室内は2階にあるフォーマルダイニングルームと書斎が一般公開されていました。室内装飾は金銀でギラギラと飾られているところはなく、むしろ質素なインテリアで少し驚きました。農場経営でとても裕福だったはずなので、もっと飾り立てているのかなと想像していたのです。
奴隷として使われていた人たちの施設
農場の中には奴隷として使われていた人たちの住居やキッチンなどの施設が当時のまま保存されていました。朽ち果てた掘っ立て小屋はとても小さくボロボロで、ここに家族全員が住まわされていたそうです。
キッチンは別棟になっていましたが、キッチンとは名ばかりのみすぼらしい小屋でした。ルイジアナはハリケーンが襲ってくるところでもあるのですが、嵐の時などは一体どうやって食事を作っていたのだろうと思います。
こんな貧相なところに押し込められて働かされてお給料ももらえず人間としても扱ってもらえない毎日を過ごさなければならなかった人たちのことを思うとやるせない気持ちになります。奴隷解放運動で解放された後も差別は続き、今でも人種問題は根深くそしてとてもセンシティブなトピックです。
プランテーションを見学して奴隷制度の姿をこの目で確かめることができたのはとても良かったと思っています。
ワンコたちオフリードで走り回る
ニューオーリンズの3日の滞在で、オンリードで街の中をひたすら歩くだけだったワンコたち。
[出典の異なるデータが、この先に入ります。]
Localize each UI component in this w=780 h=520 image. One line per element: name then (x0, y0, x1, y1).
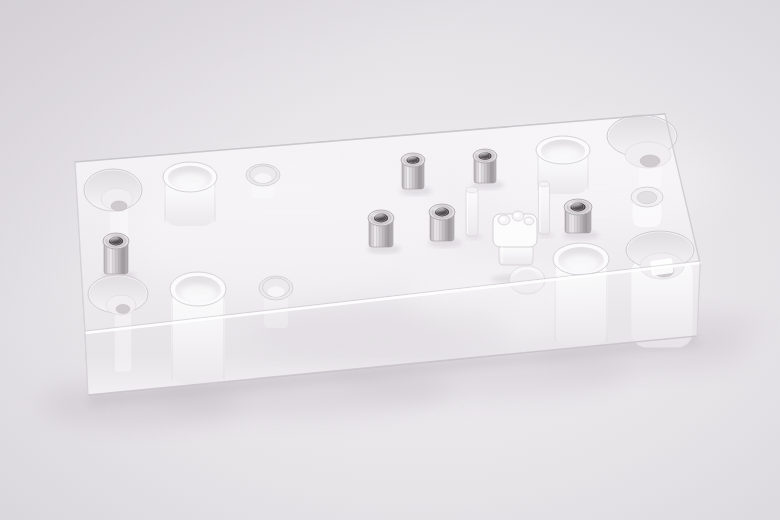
big-hole-front-right (626, 231, 694, 348)
frosted-cyl-back-left (163, 162, 217, 226)
frosted-cyl-front-right (553, 243, 609, 345)
small-cyl-right (631, 187, 663, 227)
acrylic-block-photo (0, 0, 780, 520)
small-hole-front (259, 276, 293, 328)
frosted-cyl-front-left (170, 272, 226, 384)
photo-frame (0, 0, 780, 520)
small-hole-back (246, 164, 280, 198)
そろそろオフリードで思い切り走りたいよね?ということでドックパークを探してみました。
ちょうどよいドックパークは見つからなかったのですが、走るにはピッタリのアメフトのコートみたいなところを発見。柵もないし誰も使っていなかったのでドックパークとして使わせてもらいました。
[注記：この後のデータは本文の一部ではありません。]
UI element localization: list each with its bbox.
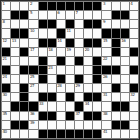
- white-cell-r2c15[interactable]: [130, 11, 138, 19]
- white-cell-r5c15[interactable]: [130, 39, 138, 47]
- white-cell-r9c12[interactable]: 26: [102, 75, 110, 83]
- white-cell-r7c12[interactable]: 22: [102, 57, 110, 65]
- white-cell-r10c11[interactable]: [93, 84, 101, 92]
- black-cell-r1c8: [66, 2, 74, 10]
- black-cell-r15c9: [75, 130, 83, 138]
- white-cell-r10c14[interactable]: [121, 84, 129, 92]
- black-cell-r5c11: [93, 39, 101, 47]
- black-cell-r3c10: [84, 20, 92, 28]
- white-cell-r14c5[interactable]: [39, 121, 47, 129]
- white-cell-r1c14[interactable]: [121, 2, 129, 10]
- white-cell-r14c10[interactable]: [84, 121, 92, 129]
- white-cell-r13c9[interactable]: 37: [75, 112, 83, 120]
- clue-number-6: 6: [57, 11, 59, 15]
- black-cell-r12c2: [11, 102, 19, 110]
- white-cell-r10c10[interactable]: [84, 84, 92, 92]
- white-cell-r9c6[interactable]: [48, 75, 56, 83]
- clue-number-20: 20: [85, 48, 89, 52]
- black-cell-r1c6: [48, 2, 56, 10]
- clue-number-22: 22: [103, 57, 107, 61]
- white-cell-r5c1[interactable]: 12: [2, 39, 10, 47]
- white-cell-r8c6[interactable]: 23: [48, 66, 56, 74]
- white-cell-r1c1[interactable]: 1: [2, 2, 10, 10]
- white-cell-r5c9[interactable]: [75, 39, 83, 47]
- black-cell-r15c7: [57, 130, 65, 138]
- black-cell-r4c13: [112, 29, 120, 37]
- white-cell-r7c1[interactable]: 21: [2, 57, 10, 65]
- white-cell-r1c13[interactable]: [112, 2, 120, 10]
- white-cell-r11c7[interactable]: [57, 93, 65, 101]
- white-cell-r1c3[interactable]: [20, 2, 28, 10]
- white-cell-r15c1[interactable]: 40: [2, 130, 10, 138]
- white-cell-r9c1[interactable]: 24: [2, 75, 10, 83]
- black-cell-r1c11: [93, 2, 101, 10]
- white-cell-r7c13[interactable]: [112, 57, 120, 65]
- white-cell-r4c10[interactable]: [84, 29, 92, 37]
- black-cell-r4c2: [11, 29, 19, 37]
- black-cell-r11c3: [20, 93, 28, 101]
- clue-number-19: 19: [66, 48, 70, 52]
- black-cell-r14c3: [20, 121, 28, 129]
- white-cell-r13c13[interactable]: [112, 112, 120, 120]
- white-cell-r2c6[interactable]: [48, 11, 56, 19]
- white-cell-r6c7[interactable]: [57, 48, 65, 56]
- clue-number-41: 41: [103, 130, 107, 134]
- white-cell-r10c12[interactable]: [102, 84, 110, 92]
- white-cell-r7c2[interactable]: [11, 57, 19, 65]
- clue-number-36: 36: [30, 112, 34, 116]
- white-cell-r7c6[interactable]: [48, 57, 56, 65]
- white-cell-r3c14[interactable]: [121, 20, 129, 28]
- white-cell-r13c3[interactable]: [20, 112, 28, 120]
- white-cell-r11c2[interactable]: [11, 93, 19, 101]
- clue-number-26: 26: [103, 75, 107, 79]
- clue-number-12: 12: [3, 39, 7, 43]
- white-cell-r9c14[interactable]: [121, 75, 129, 83]
- white-cell-r12c12[interactable]: [102, 102, 110, 110]
- white-cell-r15c14[interactable]: [121, 130, 129, 138]
- white-cell-r13c7[interactable]: [57, 112, 65, 120]
- white-cell-r2c11[interactable]: [93, 11, 101, 19]
- white-cell-r10c2[interactable]: [11, 84, 19, 92]
- clue-number-35: 35: [3, 112, 7, 116]
- clue-number-2: 2: [30, 2, 32, 6]
- white-cell-r3c15[interactable]: [130, 20, 138, 28]
- clue-number-30: 30: [3, 93, 7, 97]
- white-cell-r14c15[interactable]: [130, 121, 138, 129]
- black-cell-r11c5: [39, 93, 47, 101]
- black-cell-r12c14: [121, 102, 129, 110]
- white-cell-r13c4[interactable]: 36: [29, 112, 37, 120]
- black-cell-r12c4: [29, 102, 37, 110]
- white-cell-r12c8[interactable]: [66, 102, 74, 110]
- clue-number-24: 24: [3, 75, 7, 79]
- black-cell-r8c11: [93, 66, 101, 74]
- black-cell-r5c13: [112, 39, 120, 47]
- white-cell-r15c3[interactable]: [20, 130, 28, 138]
- white-cell-r7c4[interactable]: [29, 57, 37, 65]
- black-cell-r10c15: [130, 84, 138, 92]
- clue-number-4: 4: [130, 2, 132, 6]
- black-cell-r6c13: [112, 48, 120, 56]
- white-cell-r14c8[interactable]: [66, 121, 74, 129]
- black-cell-r10c3: [20, 84, 28, 92]
- white-cell-r3c13[interactable]: [112, 20, 120, 28]
- white-cell-r3c12[interactable]: 9: [102, 20, 110, 28]
- black-cell-r6c3: [20, 48, 28, 56]
- white-cell-r11c12[interactable]: 31: [102, 93, 110, 101]
- clue-number-25: 25: [30, 75, 34, 79]
- white-cell-r12c7[interactable]: [57, 102, 65, 110]
- white-cell-r13c15[interactable]: [130, 112, 138, 120]
- black-cell-r15c8: [66, 130, 74, 138]
- white-cell-r3c7[interactable]: [57, 20, 65, 28]
- clue-number-14: 14: [57, 39, 61, 43]
- black-cell-r8c1: [2, 66, 10, 74]
- clue-number-23: 23: [48, 66, 52, 70]
- black-cell-r11c10: [84, 93, 92, 101]
- black-cell-r8c5: [39, 66, 47, 74]
- black-cell-r9c5: [39, 75, 47, 83]
- white-cell-r4c8[interactable]: 11: [66, 29, 74, 37]
- white-cell-r10c4[interactable]: 27: [29, 84, 37, 92]
- white-cell-r11c15[interactable]: 32: [130, 93, 138, 101]
- white-cell-r11c9[interactable]: [75, 93, 83, 101]
- clue-number-27: 27: [30, 84, 34, 88]
- black-cell-r14c2: [11, 121, 19, 129]
- black-cell-r6c15: [130, 48, 138, 56]
- white-cell-r6c4[interactable]: 17: [29, 48, 37, 56]
- black-cell-r10c1: [2, 84, 10, 92]
- black-cell-r5c8: [66, 39, 74, 47]
- black-cell-r8c4: [29, 66, 37, 74]
- black-cell-r9c9: [75, 75, 83, 83]
- black-cell-r1c9: [75, 2, 83, 10]
- white-cell-r1c2[interactable]: [11, 2, 19, 10]
- black-cell-r5c6: [48, 39, 56, 47]
- black-cell-r8c3: [20, 66, 28, 74]
- black-cell-r1c5: [39, 2, 47, 10]
- white-cell-r4c15[interactable]: [130, 29, 138, 37]
- white-cell-r6c5[interactable]: [39, 48, 47, 56]
- black-cell-r4c3: [20, 29, 28, 37]
- black-cell-r7c5: [39, 57, 47, 65]
- white-cell-r10c6[interactable]: [48, 84, 56, 92]
- clue-number-8: 8: [3, 20, 5, 24]
- black-cell-r2c2: [11, 11, 19, 19]
- white-cell-r12c1[interactable]: [2, 102, 10, 110]
- white-cell-r10c7[interactable]: 28: [57, 84, 65, 92]
- white-cell-r2c9[interactable]: 7: [75, 11, 83, 19]
- white-cell-r15c15[interactable]: [130, 130, 138, 138]
- black-cell-r13c8: [66, 112, 74, 120]
- white-cell-r1c12[interactable]: 3: [102, 2, 110, 10]
- black-cell-r7c11: [93, 57, 101, 65]
- white-cell-r3c3[interactable]: [20, 20, 28, 28]
- white-cell-r7c15[interactable]: [130, 57, 138, 65]
- black-cell-r15c5: [39, 130, 47, 138]
- white-cell-r15c2[interactable]: [11, 130, 19, 138]
- black-cell-r9c7: [57, 75, 65, 83]
- white-cell-r9c4[interactable]: 25: [29, 75, 37, 83]
- white-cell-r11c1[interactable]: 30: [2, 93, 10, 101]
- white-cell-r6c9[interactable]: [75, 48, 83, 56]
- clue-number-33: 33: [39, 102, 43, 106]
- white-cell-r13c14[interactable]: [121, 112, 129, 120]
- black-cell-r9c11: [93, 75, 101, 83]
- clue-number-3: 3: [103, 2, 105, 6]
- white-cell-r9c10[interactable]: [84, 75, 92, 83]
- clue-number-32: 32: [130, 93, 134, 97]
- black-cell-r12c13: [112, 102, 120, 110]
- clue-number-9: 9: [103, 20, 105, 24]
- black-cell-r10c13: [112, 84, 120, 92]
- black-cell-r4c14: [121, 29, 129, 37]
- black-cell-r2c3: [20, 11, 28, 19]
- black-cell-r4c12: [102, 29, 110, 37]
- white-cell-r14c6[interactable]: [48, 121, 56, 129]
- white-cell-r3c9[interactable]: [75, 20, 83, 28]
- white-cell-r15c4[interactable]: [29, 130, 37, 138]
- white-cell-r6c12[interactable]: [102, 48, 110, 56]
- black-cell-r11c6: [48, 93, 56, 101]
- black-cell-r4c7: [57, 29, 65, 37]
- white-cell-r2c8[interactable]: [66, 11, 74, 19]
- white-cell-r2c7[interactable]: 6: [57, 11, 65, 19]
- white-cell-r9c3[interactable]: [20, 75, 28, 83]
- white-cell-r14c4[interactable]: 39: [29, 121, 37, 129]
- white-cell-r11c13[interactable]: [112, 93, 120, 101]
- white-cell-r14c9[interactable]: [75, 121, 83, 129]
- clue-number-17: 17: [30, 48, 34, 52]
- white-cell-r11c14[interactable]: [121, 93, 129, 101]
- black-cell-r5c10: [84, 39, 92, 47]
- white-cell-r10c8[interactable]: [66, 84, 74, 92]
- clue-number-29: 29: [76, 84, 80, 88]
- white-cell-r14c7[interactable]: [57, 121, 65, 129]
- white-cell-r10c5[interactable]: [39, 84, 47, 92]
- white-cell-r6c6[interactable]: 18: [48, 48, 56, 56]
- white-cell-r1c15[interactable]: 4: [130, 2, 138, 10]
- black-cell-r7c9: [75, 57, 83, 65]
- white-cell-r5c7[interactable]: 14: [57, 39, 65, 47]
- black-cell-r3c6: [48, 20, 56, 28]
- white-cell-r5c2[interactable]: 13: [11, 39, 19, 47]
- white-cell-r4c6[interactable]: [48, 29, 56, 37]
- black-cell-r5c5: [39, 39, 47, 47]
- black-cell-r6c1: [2, 48, 10, 56]
- white-cell-r13c1[interactable]: 35: [2, 112, 10, 120]
- white-cell-r5c12[interactable]: 15: [102, 39, 110, 47]
- clue-number-15: 15: [103, 39, 107, 43]
- black-cell-r13c10: [84, 112, 92, 120]
- black-cell-r11c11: [93, 93, 101, 101]
- clue-number-11: 11: [66, 29, 70, 33]
- clue-number-10: 10: [30, 29, 34, 33]
- white-cell-r8c9[interactable]: [75, 66, 83, 74]
- white-cell-r15c12[interactable]: 41: [102, 130, 110, 138]
- white-cell-r14c1[interactable]: [2, 121, 10, 129]
- black-cell-r8c15: [130, 66, 138, 74]
- white-cell-r13c12[interactable]: 38: [102, 112, 110, 120]
- black-cell-r12c3: [20, 102, 28, 110]
- white-cell-r7c8[interactable]: [66, 57, 74, 65]
- white-cell-r4c4[interactable]: 10: [29, 29, 37, 37]
- clue-number-16: 16: [121, 39, 125, 43]
- white-cell-r8c14[interactable]: [121, 66, 129, 74]
- black-cell-r14c14: [121, 121, 129, 129]
- white-cell-r13c2[interactable]: [11, 112, 19, 120]
- white-cell-r9c15[interactable]: [130, 75, 138, 83]
- clue-number-38: 38: [103, 112, 107, 116]
- clue-number-40: 40: [3, 130, 7, 134]
- white-cell-r8c8[interactable]: [66, 66, 74, 74]
- white-cell-r6c8[interactable]: 19: [66, 48, 74, 56]
- white-cell-r4c1[interactable]: [2, 29, 10, 37]
- clue-number-39: 39: [30, 121, 34, 125]
- black-cell-r13c11: [93, 112, 101, 120]
- white-cell-r9c8[interactable]: [66, 75, 74, 83]
- clue-number-34: 34: [85, 102, 89, 106]
- white-cell-r15c13[interactable]: [112, 130, 120, 138]
- white-cell-r2c1[interactable]: [2, 11, 10, 19]
- black-cell-r15c11: [93, 130, 101, 138]
- black-cell-r11c8: [66, 93, 74, 101]
- white-cell-r12c10[interactable]: 34: [84, 102, 92, 110]
- white-cell-r9c2[interactable]: [11, 75, 19, 83]
- black-cell-r1c7: [57, 2, 65, 10]
- white-cell-r8c7[interactable]: [57, 66, 65, 74]
- black-cell-r7c7: [57, 57, 65, 65]
- black-cell-r8c13: [112, 66, 120, 74]
- crossword-board: 1234567891011121314151617181920212223242…: [0, 0, 140, 140]
- white-cell-r12c6[interactable]: [48, 102, 56, 110]
- white-cell-r3c4[interactable]: [29, 20, 37, 28]
- white-cell-r2c4[interactable]: 5: [29, 11, 37, 19]
- black-cell-r13c5: [39, 112, 47, 120]
- white-cell-r6c2[interactable]: [11, 48, 19, 56]
- black-cell-r1c10: [84, 2, 92, 10]
- clue-number-28: 28: [57, 84, 61, 88]
- black-cell-r2c13: [112, 11, 120, 19]
- white-cell-r10c9[interactable]: 29: [75, 84, 83, 92]
- clue-number-37: 37: [76, 112, 80, 116]
- white-cell-r6c11[interactable]: [93, 48, 101, 56]
- white-cell-r6c10[interactable]: 20: [84, 48, 92, 56]
- black-cell-r2c14: [121, 11, 129, 19]
- white-cell-r5c4[interactable]: [29, 39, 37, 47]
- white-cell-r3c1[interactable]: 8: [2, 20, 10, 28]
- clue-number-18: 18: [48, 48, 52, 52]
- white-cell-r4c9[interactable]: [75, 29, 83, 37]
- white-cell-r12c15[interactable]: [130, 102, 138, 110]
- black-cell-r15c6: [48, 130, 56, 138]
- white-cell-r12c11[interactable]: [93, 102, 101, 110]
- white-cell-r14c11[interactable]: [93, 121, 101, 129]
- black-cell-r13c6: [48, 112, 56, 120]
- white-cell-r11c4[interactable]: [29, 93, 37, 101]
- clue-number-13: 13: [12, 39, 16, 43]
- black-cell-r15c10: [84, 130, 92, 138]
- black-cell-r3c5: [39, 20, 47, 28]
- clue-number-5: 5: [30, 11, 32, 15]
- black-cell-r8c12: [102, 66, 110, 74]
- white-cell-r8c10[interactable]: [84, 66, 92, 74]
- clue-number-21: 21: [3, 57, 7, 61]
- clue-number-31: 31: [103, 93, 107, 97]
- clue-number-1: 1: [3, 2, 5, 6]
- white-cell-r4c11[interactable]: [93, 29, 101, 37]
- white-cell-r8c2[interactable]: [11, 66, 19, 74]
- black-cell-r14c13: [112, 121, 120, 129]
- black-cell-r3c8: [66, 20, 74, 28]
- black-cell-r12c9: [75, 102, 83, 110]
- white-cell-r6c14[interactable]: [121, 48, 129, 56]
- clue-number-7: 7: [76, 11, 78, 15]
- white-cell-r5c14[interactable]: 16: [121, 39, 129, 47]
- white-cell-r1c4[interactable]: 2: [29, 2, 37, 10]
- white-cell-r12c5[interactable]: 33: [39, 102, 47, 110]
- white-cell-r2c10[interactable]: [84, 11, 92, 19]
- white-cell-r14c12[interactable]: [102, 121, 110, 129]
- black-cell-r3c11: [93, 20, 101, 28]
- white-cell-r2c5[interactable]: [39, 11, 47, 19]
- white-cell-r3c2[interactable]: [11, 20, 19, 28]
- white-cell-r2c12[interactable]: [102, 11, 110, 19]
- white-cell-r7c10[interactable]: [84, 57, 92, 65]
- white-cell-r9c13[interactable]: [112, 75, 120, 83]
- white-cell-r7c14[interactable]: [121, 57, 129, 65]
- white-cell-r7c3[interactable]: [20, 57, 28, 65]
- white-cell-r5c3[interactable]: [20, 39, 28, 47]
- white-cell-r4c5[interactable]: [39, 29, 47, 37]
1時間ちかくワンコたちを思う存分走らせましたが、その間誰もこなくてプライベートドックパークみたいでした!
この手の誰もいないフィールドってアメリカの田舎(結構都会でも)よくあってアメリカの広さを実感します。ドッグパークもかなりの確率であったうえ、このような空き地(または球技場?)もたくさんあったので、旅のあいだワンコをオフリードで走らせる場所に困ることはあまりなかったです。
ニューオーリンズから北上するルートに決定
密度の濃いニューオーリンズでの3日間のあとはどこへ行こうか?行き当たりばったりだったので行く先々でスケジュールや滞在先が決まっていきます。
ニューオーリンズから引き続き東に進めばフロリダに到着します。ここからフロリダの大西洋側の街までは約850キロ、ここまで行けばアメリカ大陸を太平洋側から大西洋側まで横断したことになります。
フロリダまで行って大陸横断を達成するかどうか悩みましたが、時間が足りなすぎる。行き当たりばったりの旅ですが、仕事に戻る日にちは決まっているので往路にかかる時間も計算しなくてはなりません。フロリダまで行って速攻で折り返し帰ってくるのでは楽しくないよね?ということで、フロリダまで行くのは断念しました。代わりにニューオーリンズから北上してアメリカ大陸の真ん中あたりを西に向かって通過しながらカリフォルニアへ帰るルートを取ることにしました。